There are several potential sources of bias. It is not important to remember what they are called, but you should be able to recognise sources of bias in a study. One way that bias can occur in a study is when the healthcare providers, patients, and data collectors participating in an intervention study are not masked or blinded to the treatment allocation. In an ideal world, studies would be “triple blinded”—that is, the healthcare provider delivering the intervention, the patient, and the research staff measuring the outcomes would not know which treatment the patient was receiving. Although triple blinding is possible in randomised trials evaluating new drugs, it is far more difficult to achieve in evaluations of most nursing interventions. Often, neither the nurses delivering the intervention nor the patients receiving the intervention can be masked (eg, nurses know that they are providing a patient education intervention and patients know that they are receiving it). In such studies, it is often possible, however, to mask the person measuring the outcome. By ensuring that the person measuring the outcome is masked to a patient's group allocation, researchers try to minimise the bias that could be introduced by unconscious adjustments assessors might make if they were aware of a patient's group allocation. For example, in the study by Dunn et al (p 117), which compared 2 interventions to increase physical activity, the people who assessed blood pressure, pulse rate, and body fat did not know which intervention participants had received. If they had known, this might have influenced their perceptions when they were doing the measurements, particularly if they had a clear opinion about which intervention was most effective. Similarly, participants reporting their own level of activity might alter their reporting of actual behaviour depending on whether they enjoyed or if they wished they had been allocated to a different group. Beginning with this issue of Evidence-Based Nursing, we will specify in the description of the design, whether the study was unblinded, single, or double blinded and who was blinded.
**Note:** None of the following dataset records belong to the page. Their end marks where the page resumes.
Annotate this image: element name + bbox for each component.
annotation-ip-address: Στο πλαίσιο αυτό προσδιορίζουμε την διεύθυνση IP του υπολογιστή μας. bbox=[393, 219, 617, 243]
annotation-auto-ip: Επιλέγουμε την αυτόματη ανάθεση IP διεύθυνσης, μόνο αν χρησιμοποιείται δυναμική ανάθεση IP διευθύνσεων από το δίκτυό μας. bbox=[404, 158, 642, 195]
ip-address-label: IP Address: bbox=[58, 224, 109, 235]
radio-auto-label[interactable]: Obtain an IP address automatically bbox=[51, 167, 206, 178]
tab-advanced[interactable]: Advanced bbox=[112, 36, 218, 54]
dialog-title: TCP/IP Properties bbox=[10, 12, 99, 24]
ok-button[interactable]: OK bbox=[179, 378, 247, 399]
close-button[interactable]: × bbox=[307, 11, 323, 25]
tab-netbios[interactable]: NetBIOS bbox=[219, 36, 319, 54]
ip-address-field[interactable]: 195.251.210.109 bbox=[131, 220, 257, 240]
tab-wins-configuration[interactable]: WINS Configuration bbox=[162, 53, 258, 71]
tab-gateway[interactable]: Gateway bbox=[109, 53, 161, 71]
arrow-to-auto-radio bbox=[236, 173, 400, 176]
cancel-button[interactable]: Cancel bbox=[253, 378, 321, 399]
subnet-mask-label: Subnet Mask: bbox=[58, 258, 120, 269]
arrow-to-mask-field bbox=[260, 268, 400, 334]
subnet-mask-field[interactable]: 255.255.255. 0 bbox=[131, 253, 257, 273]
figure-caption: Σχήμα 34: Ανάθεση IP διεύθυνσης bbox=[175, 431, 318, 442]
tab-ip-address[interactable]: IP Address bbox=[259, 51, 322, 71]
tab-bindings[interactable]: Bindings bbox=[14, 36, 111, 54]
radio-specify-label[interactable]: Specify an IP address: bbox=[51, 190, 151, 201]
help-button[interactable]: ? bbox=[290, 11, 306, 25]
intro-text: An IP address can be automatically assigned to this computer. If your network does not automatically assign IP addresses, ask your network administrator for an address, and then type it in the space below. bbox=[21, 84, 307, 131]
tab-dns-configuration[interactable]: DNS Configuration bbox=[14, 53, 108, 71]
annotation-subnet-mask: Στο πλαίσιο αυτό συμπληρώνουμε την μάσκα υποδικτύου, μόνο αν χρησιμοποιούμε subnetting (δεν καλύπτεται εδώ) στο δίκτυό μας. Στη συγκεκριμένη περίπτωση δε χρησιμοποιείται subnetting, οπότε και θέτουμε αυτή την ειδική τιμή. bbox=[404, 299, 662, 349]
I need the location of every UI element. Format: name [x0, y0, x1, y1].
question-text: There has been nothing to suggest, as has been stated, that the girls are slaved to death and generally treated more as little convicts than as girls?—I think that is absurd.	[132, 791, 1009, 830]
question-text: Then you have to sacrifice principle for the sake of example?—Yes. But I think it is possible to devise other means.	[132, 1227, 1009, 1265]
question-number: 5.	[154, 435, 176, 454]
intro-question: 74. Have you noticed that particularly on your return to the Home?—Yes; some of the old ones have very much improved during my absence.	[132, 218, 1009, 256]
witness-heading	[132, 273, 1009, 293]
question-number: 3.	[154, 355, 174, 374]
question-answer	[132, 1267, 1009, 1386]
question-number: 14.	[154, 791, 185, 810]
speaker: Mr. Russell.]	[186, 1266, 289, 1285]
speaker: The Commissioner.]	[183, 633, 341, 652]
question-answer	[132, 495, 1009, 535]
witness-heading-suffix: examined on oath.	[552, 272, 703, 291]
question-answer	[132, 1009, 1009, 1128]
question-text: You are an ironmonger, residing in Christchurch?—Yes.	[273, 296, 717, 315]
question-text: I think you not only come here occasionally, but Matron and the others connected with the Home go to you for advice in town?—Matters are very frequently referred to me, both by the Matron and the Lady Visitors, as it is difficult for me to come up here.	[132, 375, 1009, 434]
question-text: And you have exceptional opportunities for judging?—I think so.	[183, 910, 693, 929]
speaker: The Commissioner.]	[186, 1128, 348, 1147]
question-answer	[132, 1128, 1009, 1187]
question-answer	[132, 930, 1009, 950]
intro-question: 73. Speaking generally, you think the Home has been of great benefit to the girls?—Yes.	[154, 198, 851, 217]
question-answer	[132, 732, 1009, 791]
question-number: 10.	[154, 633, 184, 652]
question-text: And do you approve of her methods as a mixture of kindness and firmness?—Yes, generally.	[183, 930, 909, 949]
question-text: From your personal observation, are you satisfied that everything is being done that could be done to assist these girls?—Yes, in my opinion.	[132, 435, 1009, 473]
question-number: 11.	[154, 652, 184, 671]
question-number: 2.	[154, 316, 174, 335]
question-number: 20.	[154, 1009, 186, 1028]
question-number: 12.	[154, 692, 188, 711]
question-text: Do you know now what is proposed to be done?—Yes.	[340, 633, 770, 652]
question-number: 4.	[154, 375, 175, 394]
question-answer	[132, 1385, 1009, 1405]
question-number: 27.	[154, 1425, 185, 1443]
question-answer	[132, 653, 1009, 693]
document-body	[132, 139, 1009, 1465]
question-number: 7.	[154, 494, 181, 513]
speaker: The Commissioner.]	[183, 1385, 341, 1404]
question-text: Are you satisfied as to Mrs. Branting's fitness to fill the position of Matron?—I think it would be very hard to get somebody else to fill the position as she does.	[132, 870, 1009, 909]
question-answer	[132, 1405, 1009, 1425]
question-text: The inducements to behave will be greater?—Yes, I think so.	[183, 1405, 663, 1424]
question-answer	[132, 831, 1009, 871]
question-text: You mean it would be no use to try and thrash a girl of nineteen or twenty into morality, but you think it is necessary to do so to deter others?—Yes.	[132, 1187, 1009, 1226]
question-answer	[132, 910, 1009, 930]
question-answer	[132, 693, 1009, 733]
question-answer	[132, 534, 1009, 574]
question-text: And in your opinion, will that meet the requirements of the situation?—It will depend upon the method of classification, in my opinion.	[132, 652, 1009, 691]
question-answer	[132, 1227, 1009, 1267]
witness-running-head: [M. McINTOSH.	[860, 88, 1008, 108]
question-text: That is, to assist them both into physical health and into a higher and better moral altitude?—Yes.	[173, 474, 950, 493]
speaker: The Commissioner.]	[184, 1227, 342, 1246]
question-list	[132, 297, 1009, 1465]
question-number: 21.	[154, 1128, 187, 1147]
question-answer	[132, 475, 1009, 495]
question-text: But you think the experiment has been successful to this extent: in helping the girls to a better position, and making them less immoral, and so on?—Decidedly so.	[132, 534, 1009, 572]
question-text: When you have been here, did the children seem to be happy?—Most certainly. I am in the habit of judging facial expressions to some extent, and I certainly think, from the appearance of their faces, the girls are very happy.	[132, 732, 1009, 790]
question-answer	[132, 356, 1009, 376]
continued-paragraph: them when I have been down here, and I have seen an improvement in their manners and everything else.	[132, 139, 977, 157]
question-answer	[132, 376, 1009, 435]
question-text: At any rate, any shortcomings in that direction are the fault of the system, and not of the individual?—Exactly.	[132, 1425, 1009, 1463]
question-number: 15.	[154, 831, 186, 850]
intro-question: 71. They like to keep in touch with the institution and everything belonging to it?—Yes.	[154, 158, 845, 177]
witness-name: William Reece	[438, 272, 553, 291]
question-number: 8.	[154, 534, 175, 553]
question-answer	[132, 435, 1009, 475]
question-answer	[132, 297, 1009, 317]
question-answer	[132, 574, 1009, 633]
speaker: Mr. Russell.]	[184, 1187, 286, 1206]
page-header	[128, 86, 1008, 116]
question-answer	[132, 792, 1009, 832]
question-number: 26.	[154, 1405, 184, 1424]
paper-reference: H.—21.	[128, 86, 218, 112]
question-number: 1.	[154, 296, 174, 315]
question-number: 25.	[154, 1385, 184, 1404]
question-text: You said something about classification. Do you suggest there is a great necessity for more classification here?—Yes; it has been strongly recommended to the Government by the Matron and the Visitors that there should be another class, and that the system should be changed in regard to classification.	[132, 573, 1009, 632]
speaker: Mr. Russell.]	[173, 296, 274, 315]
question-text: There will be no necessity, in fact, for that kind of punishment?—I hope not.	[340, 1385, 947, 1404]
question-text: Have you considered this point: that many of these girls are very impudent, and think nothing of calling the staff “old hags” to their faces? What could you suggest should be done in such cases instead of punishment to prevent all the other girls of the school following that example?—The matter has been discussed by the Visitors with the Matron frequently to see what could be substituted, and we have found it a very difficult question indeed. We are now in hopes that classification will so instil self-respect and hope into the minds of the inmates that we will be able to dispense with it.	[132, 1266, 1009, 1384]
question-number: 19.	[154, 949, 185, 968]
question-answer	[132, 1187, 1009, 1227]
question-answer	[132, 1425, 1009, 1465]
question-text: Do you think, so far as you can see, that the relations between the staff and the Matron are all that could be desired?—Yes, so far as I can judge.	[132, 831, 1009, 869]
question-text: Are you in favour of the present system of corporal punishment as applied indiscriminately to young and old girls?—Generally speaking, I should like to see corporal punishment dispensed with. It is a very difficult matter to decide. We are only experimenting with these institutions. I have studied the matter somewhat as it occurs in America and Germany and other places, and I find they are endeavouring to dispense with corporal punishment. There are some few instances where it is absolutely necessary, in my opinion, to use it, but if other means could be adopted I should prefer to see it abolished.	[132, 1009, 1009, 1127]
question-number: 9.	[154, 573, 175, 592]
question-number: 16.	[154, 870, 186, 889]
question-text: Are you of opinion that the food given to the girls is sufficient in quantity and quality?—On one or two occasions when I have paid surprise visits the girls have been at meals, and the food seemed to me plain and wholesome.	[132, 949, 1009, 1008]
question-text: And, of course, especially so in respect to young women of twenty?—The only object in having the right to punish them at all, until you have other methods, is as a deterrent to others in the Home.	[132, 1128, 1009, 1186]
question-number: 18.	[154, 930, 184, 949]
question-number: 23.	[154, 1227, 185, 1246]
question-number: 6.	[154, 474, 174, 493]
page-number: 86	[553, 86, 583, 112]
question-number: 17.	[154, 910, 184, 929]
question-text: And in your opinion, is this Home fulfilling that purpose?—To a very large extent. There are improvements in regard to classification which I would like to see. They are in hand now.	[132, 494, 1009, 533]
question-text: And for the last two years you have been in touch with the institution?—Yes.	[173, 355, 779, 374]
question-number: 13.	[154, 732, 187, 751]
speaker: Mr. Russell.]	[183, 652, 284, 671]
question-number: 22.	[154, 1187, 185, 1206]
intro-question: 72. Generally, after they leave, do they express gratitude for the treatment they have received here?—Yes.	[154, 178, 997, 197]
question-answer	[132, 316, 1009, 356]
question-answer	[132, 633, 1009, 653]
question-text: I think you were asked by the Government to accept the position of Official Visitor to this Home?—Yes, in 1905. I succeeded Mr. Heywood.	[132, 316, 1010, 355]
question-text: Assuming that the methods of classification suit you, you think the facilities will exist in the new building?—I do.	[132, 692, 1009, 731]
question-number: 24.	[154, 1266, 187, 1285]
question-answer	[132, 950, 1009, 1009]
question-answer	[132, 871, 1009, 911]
Another common type of bias is social desirability bias, in which people's responses to questions may reflect their desire to under report their socially unfavourable habits, such as the number of cigarettes smoked, illicit drug use, or unsafe sexual practices. Conversely, people may overestimate what they perceive to be socially desirable practices, such as exercise participation or daily intake of fruits and vegetables.
A third type of bias is recall bias, which acknowledges that human memory is fallible. Reports of seat belt use 5 years ago or fibre intake last month, for example, are not as accurate as concurrent or prospective measurements, where seat belt use or diet diaries are recorded on a daily basis.
Investigators often use strategies to try to overcome these potential biases. These strategies include having outcome assessors who do not know the purpose of a study nor which intervention the patient received; having study participants complete self report questionnaires in a private area, ensuring that their responses to sensitive or potentially embarrassing questions are confidential; and collecting information on a prospective basis (ie, as it happens), rather than on a retrospective basis (historically).
In summary, readers of research reports need to consider the type of measures that are used, the reliability and validity of the measures, and methods used to minimise bias in the measurement of outcomes. These are some of the elements considered when selecting studies for abstraction in Evidence-Based Nursing. In the next issue of the journal, the EBN Notebook will address how study outcomes are analysed and the appropriateness of the statistical test for the type of data collected.